Durante uma pesquisa acadêmica, o professor Wilton Marques (UFSCar) se deparou com um poema desconhecido de Machado de Assis - “Grito do Ipiranga”, publicado em 1856 no Correio Mercantil. Para poder falar com mais embasamento sobre o poema, continuou a pesquisar a presença de escritores em jornais. Até achar referências a uma obra de Machado de Assis chamado Livro dos Vinte Anos - notas em jornais anunciavam sua publicação em breve.
O livro jamais foi publicado. O primeiro livro de Machado de Assis, Crisálidas, é de 1864, quando o autor estava com aproximadamente 25 anos. As referências ao Livro dos Vinte Anos datam de 1858 e 1860, no Correio Mercantil – portanto, quando o autor estava entre 18 e 21 anos.

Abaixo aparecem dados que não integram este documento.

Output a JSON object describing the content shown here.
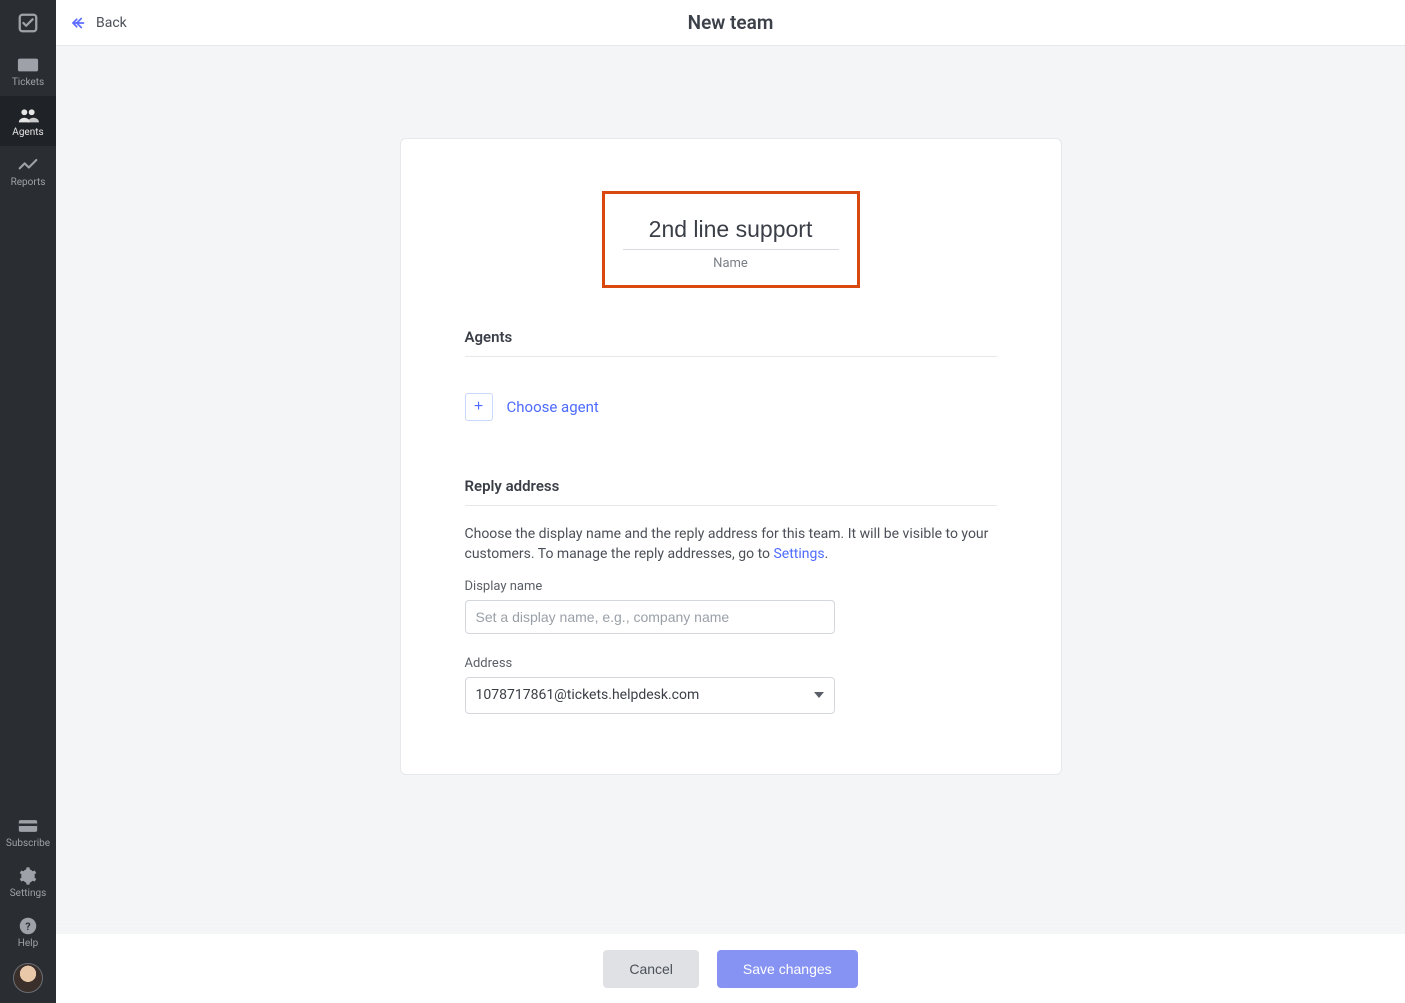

De 1854 a 1860, Machado produzirá sobretudo poesia. E ainda marcado pelas visíveis influências de outros autores. Por isso, segundo Marques, é possível especular que Machado tinha uma autocrítica muito conscienciosa a ponto de recuar no projeto de se lançar ao “mundo das Letras”.
Mas a certeza é que conhecemos um livro de Machado de Assis que nunca foi publicado e sobre o qual, ao menos por enquanto, só é possível especular. Sobre essa descoberta, suas possíveis consequências e a faceta poética de Machado, conversamos com Wilton Marques.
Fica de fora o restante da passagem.